Bumper harvest of what to read in business
BUSINESS has never been so interesting or so relevant as it is today. This has lead to a bumper harvest of excellent books about the world of business both here and overseas.
Next week we will bring you a list of 10 Irish business books which are among the pick of 2010. This week, we include highlights from a list by Bloomberg art critic James Pressley on his favourite business books.
- 'Adam Smith' by Nicholas Phillipson (Yale/Allen Lane). This "intellectual biography" documents how Smith's 'The Wealth of Nations' grew out of the Scottish Enlightenment.
- 'Aftershock' by Robert B Reich (Knopf). The former US labour secretary explores how 30 years of growing income inequality helped bring on the Great Recession.
- 'American Colossus' by HW Brands (Doubleday). A big, brash narrative history that shows how capitalism triumphed over democracy between 1865 and 1900.
- 'The Big Short' by Michael Lewis (Norton/Allen Lane). The author of 'Liar's Poker' tells the story of a loner with a glass eye who shorted the subprime market.
- 'Broke, USA' by Gary Rivlin (HarperBusiness). Rivlin, a tireless reporter, takes a queasy journey through what he calls "Poverty Inc" where the rich get richer by lending to the working poor.
- 'Chasing Goldman Sachs' by Suzanne McGee (Crown Business). A disturbing account of how Goldman Sachs became a successful pied piper, luring rival banks down a path to destruction.
- 'Crisis Economics' by Nouriel Roubini and Stephen Mihm (Penguin Press/Allen Lane). The prescient New York University professor explains why booms and busts occur.
- 'Diary of a Very Bad Year' by Anonymous Hedge Fund Manager, n+1 and Keith Gessen (Harper Perennial). Gessen, a founding editor of literary magazine 'n+1', presents an arresting clutch of interviews that he says he conducted with an anonymous hedge-fund manager during the crisis.
- 'The End of Wall Street' by Roger Lowenstein (Penguin Press). Lowenstein reports on what he calls "the mother of all bubbles".

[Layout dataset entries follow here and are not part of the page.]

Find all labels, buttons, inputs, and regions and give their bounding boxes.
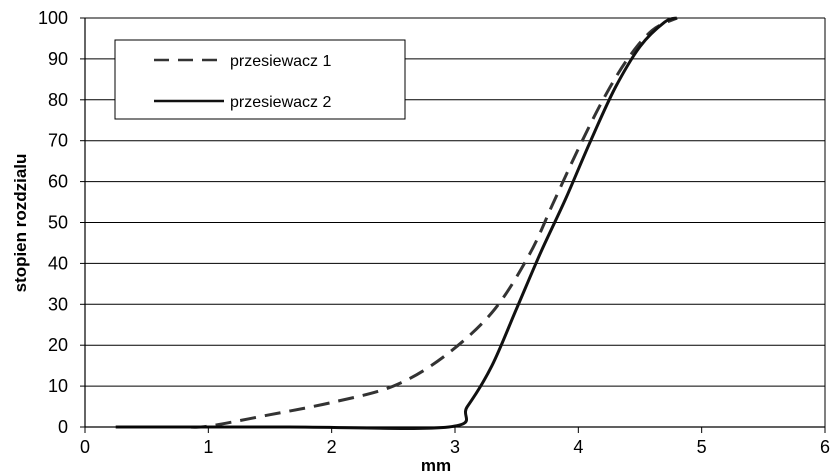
x-tick-label-2: 2 (327, 437, 337, 457)
y-tick-label-60: 60 (48, 172, 68, 192)
legend: przesiewacz 1 przesiewacz 2 (114, 39, 406, 120)
y-tick-label-30: 30 (48, 294, 68, 314)
y-tick-label-50: 50 (48, 213, 68, 233)
gridlines (85, 17, 825, 428)
y-tick-label-0: 0 (58, 417, 68, 437)
y-tick-label-10: 10 (48, 376, 68, 396)
y-tick-label-70: 70 (48, 131, 68, 151)
x-tick-label-3: 3 (450, 437, 460, 457)
x-axis-title: mm (421, 456, 451, 475)
x-tick-labels: 0 1 2 3 4 5 6 (80, 437, 830, 457)
y-tick-label-90: 90 (48, 49, 68, 69)
series-lines (115, 16, 678, 431)
series-line-1 (115, 16, 678, 429)
y-tick-label-80: 80 (48, 90, 68, 110)
x-tick-label-1: 1 (203, 437, 213, 457)
y-tick-label-20: 20 (48, 335, 68, 355)
y-tick-label-100: 100 (38, 8, 68, 28)
x-tick-label-0: 0 (80, 437, 90, 457)
legend-box (114, 39, 406, 120)
x-tick-label-5: 5 (697, 437, 707, 457)
axes (80, 17, 826, 433)
x-tick-label-6: 6 (820, 437, 830, 457)
x-tick-label-4: 4 (573, 437, 583, 457)
y-tick-labels: 0 10 20 30 40 50 60 70 80 90 100 (38, 8, 68, 437)
y-tick-label-40: 40 (48, 253, 68, 273)
series-line-2 (115, 16, 678, 431)
legend-label-series-1: przesiewacz 1 (230, 53, 331, 70)
y-axis-title: stopien rozdzialu (11, 154, 30, 293)
legend-label-series-2: przesiewacz 2 (230, 94, 331, 111)
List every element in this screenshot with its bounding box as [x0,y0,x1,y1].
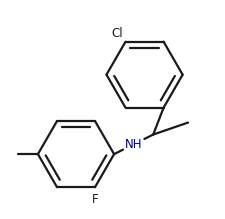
Text: NH: NH [124,138,142,151]
Text: Cl: Cl [111,26,123,39]
Text: F: F [91,193,98,205]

- 'The Facebook Effect' by David Kirkpatrick (Simon & Schuster). An engrossing and fair history of how Mark Zuckerberg built the social-networking website.
- 'High Financier' by Niall Ferguson (Penguin Press/Allen Lane). The Harvard historian presents a fresh assessment of how and why Siegmund Warburg rose to fame in post-war London.
- 'The Invisible Hands' by Steven Drobny (Wiley). The co-founder of Drobny Global Advisors frets that taxpayers may end up bailing out pension plans. He blames Harvard's class of '69.
- 'No One Would Listen' by Harry Markopolos (Wiley). A first-person account of the struggle to convince the Securities and Exchange Commission that Bernard Madoff's returns were mathematically impossible.
- 'The Quants' by Scott Patterson (Crown Business). A behind-the-scenes look at the turbulent lives of four quants, including Ken Griffin.
- 'The Sugar King of Havana' by John Paul Rathbone (Penguin Press). An evocative mixture of history and memoir that traces the rise and fall of Cuban sugar magnate Julio Lobo.
- 'The Zeroes' by Randall Lane (Portfolio). A farcical memoir of the financial bubble as seen by the creator of 'Trader Monthly' and 'Dealmaker'.